4. Choices don’t solve everything.
Your child may be tired, overwhelmed, or perhaps this particular choice isn’t very important to her. It looks like Jemima is playing with that doll already, would you like to play with the teddy bear until she’s finished with her turn? Or share your ball and play together? If your little darling simply says, “NO! NO! NO!” then these three approaches may help you arrive at a decision together. 1) Give her a minute, and wait to see if she decides on her own. 2) Help her choose: You had a really fun time kicking the ball together last weekend, should we ask Jemima is she wants to play again? 3) Or simply choose for her: I’m going to find the teddy bear. Let’s get a tea party set up for him!
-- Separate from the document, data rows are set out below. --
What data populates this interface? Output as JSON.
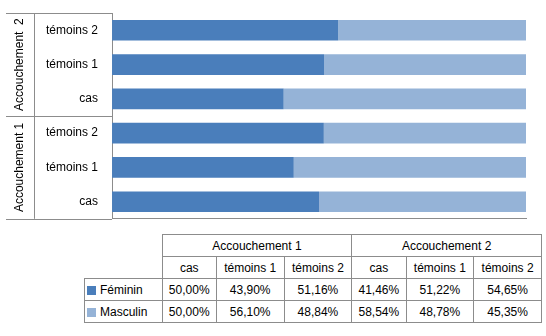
{
  "chart_data": {
    "type": "bar",
    "orientation": "horizontal",
    "stacked": true,
    "grid": false,
    "tick_labels": "y",
    "categories": [
      "cas",
      "témoins 1",
      "témoins 2",
      "cas",
      "témoins 1",
      "témoins 2"
    ],
    "category_groups": [
      "Accouchement 1",
      "Accouchement 1",
      "Accouchement 1",
      "Accouchement  2",
      "Accouchement  2",
      "Accouchement  2"
    ],
    "xlim": [
      0,
      100
    ],
    "series": [
      {
        "name": "Féminin",
        "color": "#4a7ebb",
        "values": [
          50.0,
          43.9,
          51.16,
          41.46,
          51.22,
          54.65
        ],
        "value_labels": [
          "50,00%",
          "43,90%",
          "51,16%",
          "41,46%",
          "51,22%",
          "54,65%"
        ]
      },
      {
        "name": "Masculin",
        "color": "#95b3d7",
        "values": [
          50.0,
          56.1,
          48.84,
          58.54,
          48.78,
          45.35
        ],
        "value_labels": [
          "50,00%",
          "56,10%",
          "48,84%",
          "58,54%",
          "48,78%",
          "45,35%"
        ]
      }
    ]
  }
}
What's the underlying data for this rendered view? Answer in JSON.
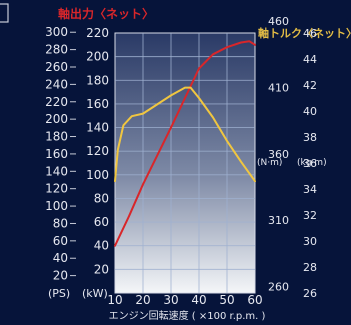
{
  "chart_data": {
    "type": "line",
    "title_power": "軸出力〈ネット〉",
    "title_torque": "軸トルク〈ネット〉",
    "xlabel": "エンジン回転速度 ( ×100 r.p.m. )",
    "x_ticks": [
      "10",
      "20",
      "30",
      "40",
      "50",
      "60"
    ],
    "ps_label": "(PS)",
    "kw_label": "(kW)",
    "ps_ticks": [
      "20",
      "40",
      "60",
      "80",
      "100",
      "120",
      "140",
      "160",
      "180",
      "200",
      "220",
      "240",
      "260",
      "280",
      "300"
    ],
    "kw_ticks": [
      "20",
      "40",
      "60",
      "80",
      "100",
      "120",
      "140",
      "160",
      "180",
      "200",
      "220"
    ],
    "nm_label": "(N·m)",
    "kgm_label": "(kg·m)",
    "nm_ticks": [
      "260",
      "310",
      "360",
      "410",
      "460"
    ],
    "kgm_ticks": [
      "26",
      "28",
      "30",
      "32",
      "34",
      "36",
      "38",
      "40",
      "42",
      "44",
      "46"
    ],
    "xlim": [
      10,
      60
    ],
    "power_kw_lim": [
      0,
      220
    ],
    "torque_kgm_lim": [
      26,
      46
    ],
    "series": [
      {
        "color": "#d8262a",
        "axis": "kW",
        "x": [
          10,
          15,
          20,
          25,
          30,
          35,
          40,
          45,
          50,
          55,
          58,
          60
        ],
        "values": [
          40,
          65,
          92,
          116,
          140,
          165,
          190,
          202,
          208,
          212,
          213,
          210
        ]
      },
      {
        "color": "#f0c640",
        "axis": "kg·m",
        "x": [
          10,
          11,
          13,
          16,
          20,
          25,
          30,
          35,
          37,
          40,
          45,
          50,
          55,
          60
        ],
        "values": [
          34.6,
          37.0,
          38.9,
          39.6,
          39.8,
          40.5,
          41.2,
          41.8,
          41.8,
          41.0,
          39.5,
          37.7,
          36.1,
          34.6
        ]
      }
    ]
  }
}
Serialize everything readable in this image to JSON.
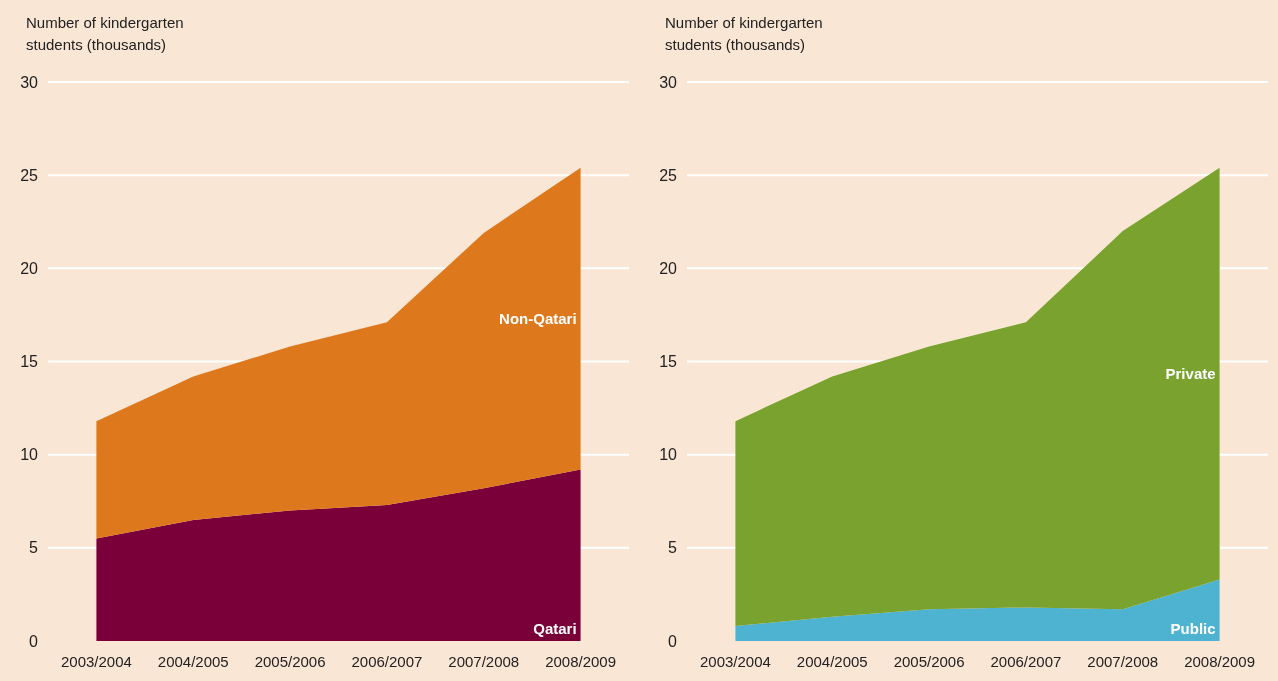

5. Making choices takes practice.
Every child is different and develops in his own time, but for all children, learning to make good decisions takes repetition and plenty of practice. Start slowly, and help them to explore their choices gradually. A younger child will be able to choose between two or three things: On a blustery day, you might offer a toddler a choice between his orange sweater and his blue sweatshirt. By age five, when it’s cold outside you can ask him to choose a warm outfit from his closet all by himself, because he’s developed reasoning skills, confidence, and been given lots of chances to practice.